S’il se fait « une joyeuse idée de la France » c’est parce qu’Alexandre Jardin revendique une triple paternité dans ses choix d’existence. Trois zèbres , trois « maîtres à oser » incarnés par Sacha Guitry, Charles de Gaulle et Giacomo Casanova. Trois lumineuses illustrations des verbes « jouer, défier et jouir » qui conditionnent la vie de l’écrivain et un triple parti-pris qu’il entend partager avec le lecteur.
» Ce trio d’enchanteurs prouve que l’on peut s’engendrer soi-même au lieu de se contenter d’être né. «
De Sacha Guitry, le lecteur retiendra l’être démesuré, fou à …faire exploser les zygomatiques, qui conçut sa vie comme une scène dramatique, garde- fou quotidien de l’ennui; l’être décalé, aussi, qui durant l’Occupation, persista à afficher un luxe, une sympathie vichyste qui lui seront durement reprochée à la Libération.

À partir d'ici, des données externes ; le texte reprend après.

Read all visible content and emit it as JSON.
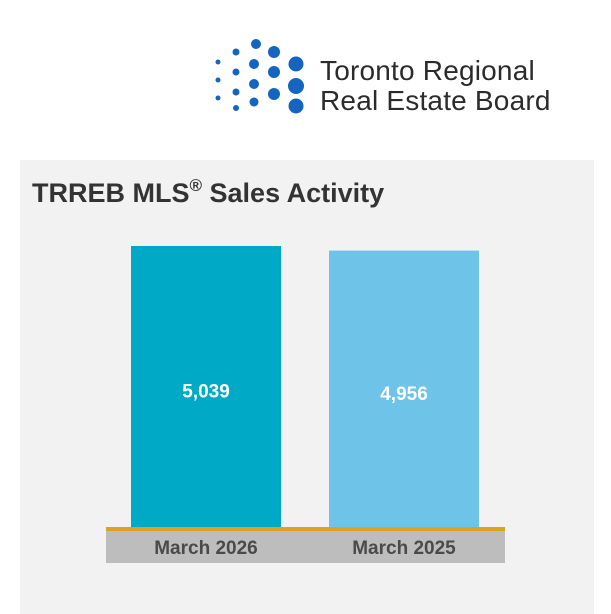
{
  "logo": {
    "line1": "Toronto Regional",
    "line2": "Real Estate Board",
    "dot_color": "#1565c0"
  },
  "title": {
    "main": "TRREB MLS",
    "sup": "®",
    "rest": " Sales Activity"
  },
  "chart_data": {
    "type": "bar",
    "categories": [
      "March 2026",
      "March 2025"
    ],
    "values": [
      5039,
      4956
    ],
    "value_labels": [
      "5,039",
      "4,956"
    ],
    "colors": [
      "#00a9c6",
      "#6ec3e8"
    ],
    "ylim": [
      0,
      5039
    ],
    "baseline_color": "#d9a521",
    "category_band_color": "#bdbdbd",
    "grid": false,
    "legend": "none"
  }
}
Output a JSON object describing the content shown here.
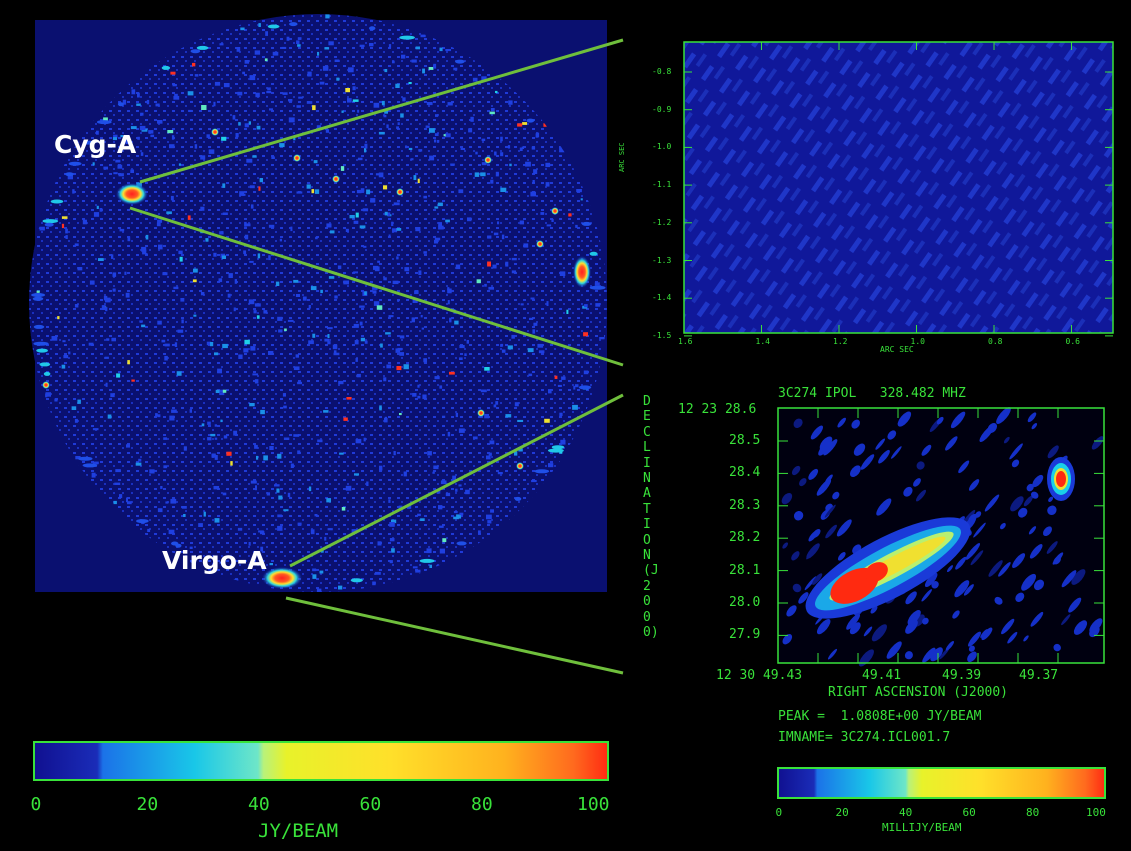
{
  "colors": {
    "background": "#000000",
    "sky_field": "#0a1070",
    "frame_green": "#39e23a",
    "callout_line": "#6fbf3c",
    "label_white": "#ffffff"
  },
  "sky_map": {
    "source_labels": [
      "Cyg-A",
      "Virgo-A"
    ]
  },
  "zoom_top": {
    "y_axis_label": "ARC SEC",
    "y_ticks": [
      "-0.8",
      "-0.9",
      "-1.0",
      "-1.1",
      "-1.2",
      "-1.3",
      "-1.4",
      "-1.5"
    ],
    "x_axis_label": "ARC SEC",
    "x_ticks": [
      "1.6",
      "1.4",
      "1.2",
      "1.0",
      "0.8",
      "0.6"
    ]
  },
  "zoom_bottom": {
    "title": "3C274 IPOL   328.482 MHZ",
    "dec_label": "DECLINATION (J2000)",
    "dec_prefix": "12 23 28.6",
    "y_ticks": [
      "28.5",
      "28.4",
      "28.3",
      "28.2",
      "28.1",
      "28.0",
      "27.9"
    ],
    "ra_prefix": "12 30 49.43",
    "x_ticks": [
      "49.41",
      "49.39",
      "49.37"
    ],
    "x_axis_label": "RIGHT ASCENSION (J2000)",
    "peak": "PEAK =  1.0808E+00 JY/BEAM",
    "imname": "IMNAME= 3C274.ICL001.7"
  },
  "colorbar_left": {
    "ticks": [
      "0",
      "20",
      "40",
      "60",
      "80",
      "100"
    ],
    "unit": "JY/BEAM"
  },
  "colorbar_right": {
    "ticks": [
      "0",
      "20",
      "40",
      "60",
      "80",
      "100"
    ],
    "unit": "MILLIJY/BEAM"
  }
}
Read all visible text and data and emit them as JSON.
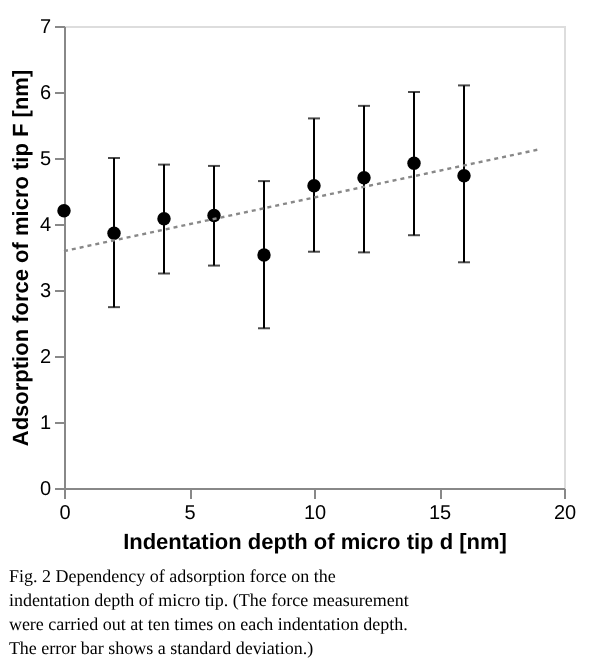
{
  "chart_data": {
    "type": "scatter",
    "xlabel": "Indentation depth of micro tip d  [nm]",
    "ylabel": "Adsorption force of micro tip F [nm]",
    "annotations": [
      "Fig. 2  Dependency of adsorption force on the indentation depth of micro tip. (The force measurement were carried out at ten times on each indentation depth. The error bar shows a standard deviation.)"
    ],
    "xlim": [
      0,
      20
    ],
    "xticks": [
      0,
      5,
      10,
      15,
      20
    ],
    "ylim": [
      0,
      7
    ],
    "yticks": [
      0,
      1,
      2,
      3,
      4,
      5,
      6,
      7
    ],
    "grid": false,
    "series": [
      {
        "color": "#000000",
        "marker": "circle",
        "x": [
          0,
          2,
          4,
          6,
          8,
          10,
          12,
          14,
          16
        ],
        "values": [
          4.2,
          3.86,
          4.08,
          4.13,
          3.53,
          4.58,
          4.7,
          4.92,
          4.73
        ],
        "errors": [
          null,
          [
            2.74,
            5.0
          ],
          [
            3.25,
            4.9
          ],
          [
            3.37,
            4.88
          ],
          [
            2.42,
            4.65
          ],
          [
            3.58,
            5.6
          ],
          [
            3.57,
            5.79
          ],
          [
            3.83,
            6.0
          ],
          [
            3.42,
            6.1
          ]
        ]
      },
      {
        "type": "line",
        "color": "#888888",
        "line_style": "dotted",
        "x": [
          0,
          19
        ],
        "values": [
          3.59,
          5.13
        ]
      }
    ]
  }
}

« Charles de Gaulle est mon plus grand secret.
Mon angle mort le mieux préservé, ma fièvre.
Mon vrai père »
Figure plus austère que celle du Général, mais également fascinante:
» Ce gentilhomme de l’effronterie a fait de moi, dans le plus grand secret – oui, sans que les miens y aient eu quelque part- , un type hautement allergique à la fatalité, haïssant toutes les formes de statisme. Un militant associatif qui chaque matin entend l’appel permanent du 18 juin, cette invitation à nager contre tous les courants de la renonciation à soi. »
Sa passion pour Giacoma Casanova, la parfaite anti-thèse gaulliste, Alexandre Jardin la justifie, par cette jubilation sans borne que le Vénitien traduit, irradie, tandis qu’il taste et tâte, sans vergogne, tous les plaisirs de l’existence.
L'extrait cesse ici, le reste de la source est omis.